In the weeks that have followed, Johnson, receiving legitimate and storyline heat (vitriol) from fans, has elevated his game in a way that only an all-time great could.

In many ways, Johnson is simply playing the hits. There are silk shirts that serve as a fashion callback to the late 1990s, there are clever, biting promos that sound like they’ve been lifted from the “Attitude Era,” there are subtle remarks and moments that leave fans questioning what his true motivations are regarding Reigns. Johnson has even worked a schedule that has gone above and beyond anything that was realistically needed from him to build a tag-team match against Rhodes and Rollins on Night 1 of WrestleMania 40.

“Whatever inning that we’re in, we’re dominating,” Paul Heyman said on the “Rich Eisen Show on the Roku Channel” last week when asked about WrestleMania and the Bloodline story as a whole.

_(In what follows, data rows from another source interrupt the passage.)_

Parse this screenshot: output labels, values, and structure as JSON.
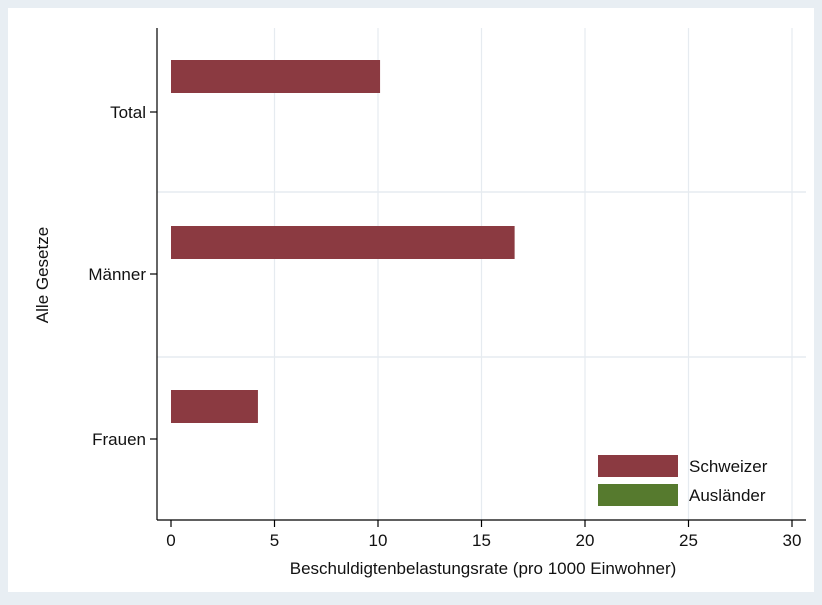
{
  "chart_data": {
    "type": "bar",
    "orientation": "horizontal",
    "ylabel": "Alle Gesetze",
    "xlabel": "Beschuldigtenbelastungsrate (pro 1000 Einwohner)",
    "categories": [
      "Total",
      "Männer",
      "Frauen"
    ],
    "series": [
      {
        "name": "Schweizer",
        "values": [
          10.1,
          16.6,
          4.2
        ],
        "color": "#8b3a41"
      },
      {
        "name": "Ausländer",
        "values": [
          null,
          null,
          null
        ],
        "color": "#567a2e"
      }
    ],
    "xlim": [
      0,
      30
    ],
    "xticks": [
      0,
      5,
      10,
      15,
      20,
      25,
      30
    ],
    "grid": true,
    "legend_position": "bottom-right",
    "colors": {
      "page_bg": "#e8eef3",
      "plot_bg": "#ffffff",
      "grid": "#e6ebf0"
    }
  }
}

“It’s a game that I would suggest may go into many extra innings as well, and some of that, we have to give credit to the ‘Final Boss,’ Dwayne ‘The Rock’ Johnson, for adding a whole new set of layers — and therefore innings — to the story.”

After what appeared to be a potentially disastrous decision, the pivot for WrestleMania 40 has been executed perfectly – so much so that it begs the question of how much of a divergence it really was in the first place.

Ultimately — to borrow a phrase from The Rock — it doesn’t matter.

What does matter is that after an 11-year layoff, Johnson’s expertise, creativity, passion and commitment have raised the stakes for all parties involved. When you combine that with the level of excellence Reigns, Rollins, Rhodes, Heyman have brought to WWE for years now, it’s setting up to be an unprecedented success.

We just have to wait and see what they’re cookin’.